General information
- Type: Amphibious ultralight trike
- National origin: United States
- Manufacturer: J & J Ultralights
- Status: Production completed
- Number built: 2 (February 2005)

= J & J Ultralights Seawing =

American ultralight trike

The J & J Ultralights Seawing is an American amphibious ultralight trike that was designed and produced by J & J Ultralights of Live Oak, Florida. The aircraft was supplied as a kit for amateur construction or as a complete aircraft.

J & J Ultralights is no longer in business and the design out of production.

==Design and development==
When equipped with two seats, the Seawing complies with the Fédération Aéronautique Internationale microlight category, including the category's maximum gross weight of 450 kg. The aircraft has a maximum gross weight of 363 kg. In its single-seat configuration and when equipped with a lightweight engine, it complies with the US FAR 103 Ultralight Vehicles rules, including the category's maximum empty weight of 254 lb. It features a cable-braced hang glider-style high wing, weight-shift controls, a single-seat or two-seats-in-tandem open cockpit, floats and retractable tricycle landing gear and a single engine in pusher configuration.

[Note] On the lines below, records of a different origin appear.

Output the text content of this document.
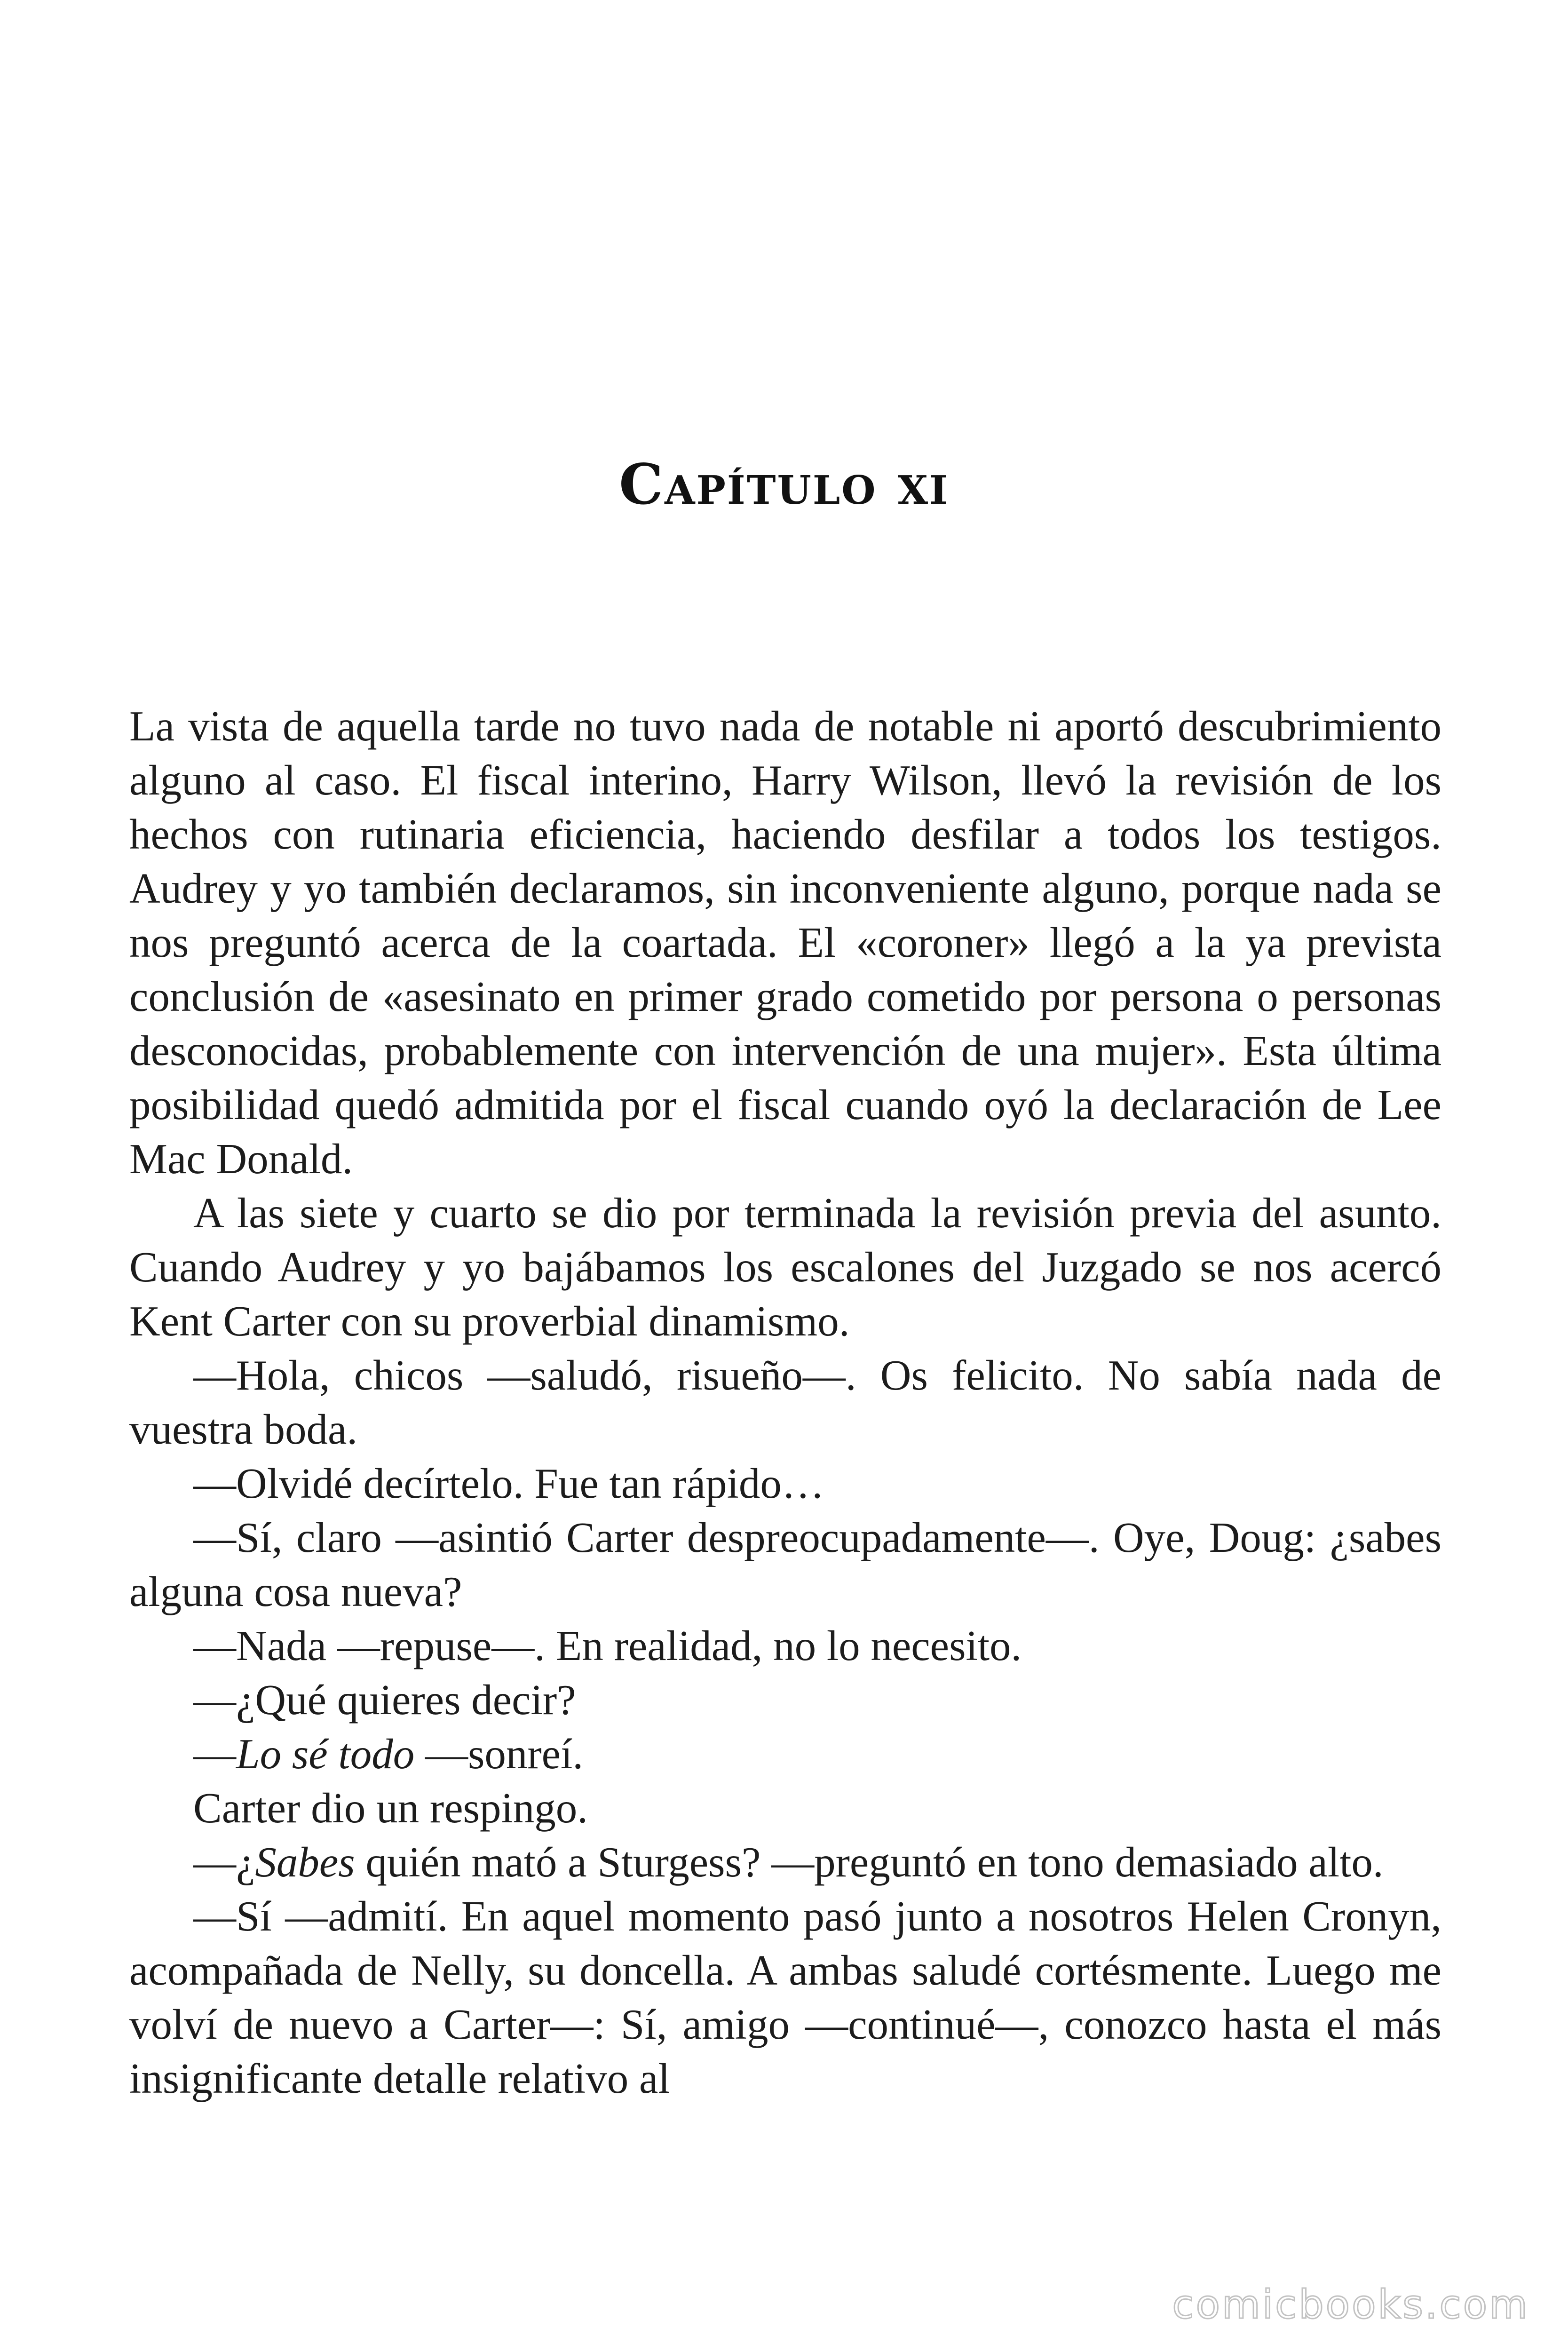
Capítulo xi

La vista de aquella tarde no tuvo nada de notable ni aportó descubrimiento alguno al caso. El fiscal interino, Harry Wilson, llevó la revisión de los hechos con rutinaria eficiencia, haciendo desfilar a todos los testigos. Audrey y yo también declaramos, sin inconveniente alguno, porque nada se nos preguntó acerca de la coartada. El «coroner» llegó a la ya prevista conclusión de «asesinato en primer grado cometido por persona o personas desconocidas, probablemente con intervención de una mujer». Esta última posibilidad quedó admitida por el fiscal cuando oyó la declaración de Lee Mac Donald.

A las siete y cuarto se dio por terminada la revisión previa del asunto. Cuando Audrey y yo bajábamos los escalones del Juzgado se nos acercó Kent Carter con su proverbial dinamismo.

—Hola, chicos —saludó, risueño—. Os felicito. No sabía nada de vuestra boda.

—Olvidé decírtelo. Fue tan rápido…

—Sí, claro —asintió Carter despreocupadamente—. Oye, Doug: ¿sabes alguna cosa nueva?

—Nada —repuse—. En realidad, no lo necesito.

—¿Qué quieres decir?

—Lo sé todo —sonreí.

Carter dio un respingo.

—¿Sabes quién mató a Sturgess? —preguntó en tono demasiado alto.

—Sí —admití. En aquel momento pasó junto a nosotros Helen Cronyn, acompañada de Nelly, su doncella. A ambas saludé cortésmente. Luego me volví de nuevo a Carter—: Sí, amigo —continué—, conozco hasta el más insignificante detalle relativo al

comicbooks.com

The aircraft is made from bolted-together anodized 6061-T6 aluminum and 4130 steel tubing, with its single-surface wing covered in Dacron sailcloth. Its 35 ft span wing is supported by a single tube-type kingpost and uses an "A" frame control bar. Buoyancy is provided by two Full Lotus inflatable floats. The wheels retract above the floats for water operations and in ground operations the nosewheel is fully steerable. The wing uses a unique hand crank mechanism to fold the wing in place on the frame and then to fold it down for storage or ground transportation.

The standard factory-supplied engine was the twin-cylinder, two-stroke, air-cooled Rotax 503 of 50 hp, with the liquid-cooled Rotax 582 of 64 hp as an option. Standard fuel capacity is 5 u.s.gal with an additional tank available for optional installation to bring total capacity to 10 u.s.gal.

Two examples had been completed and flown by February 2005, when the price was listed as US$16,500.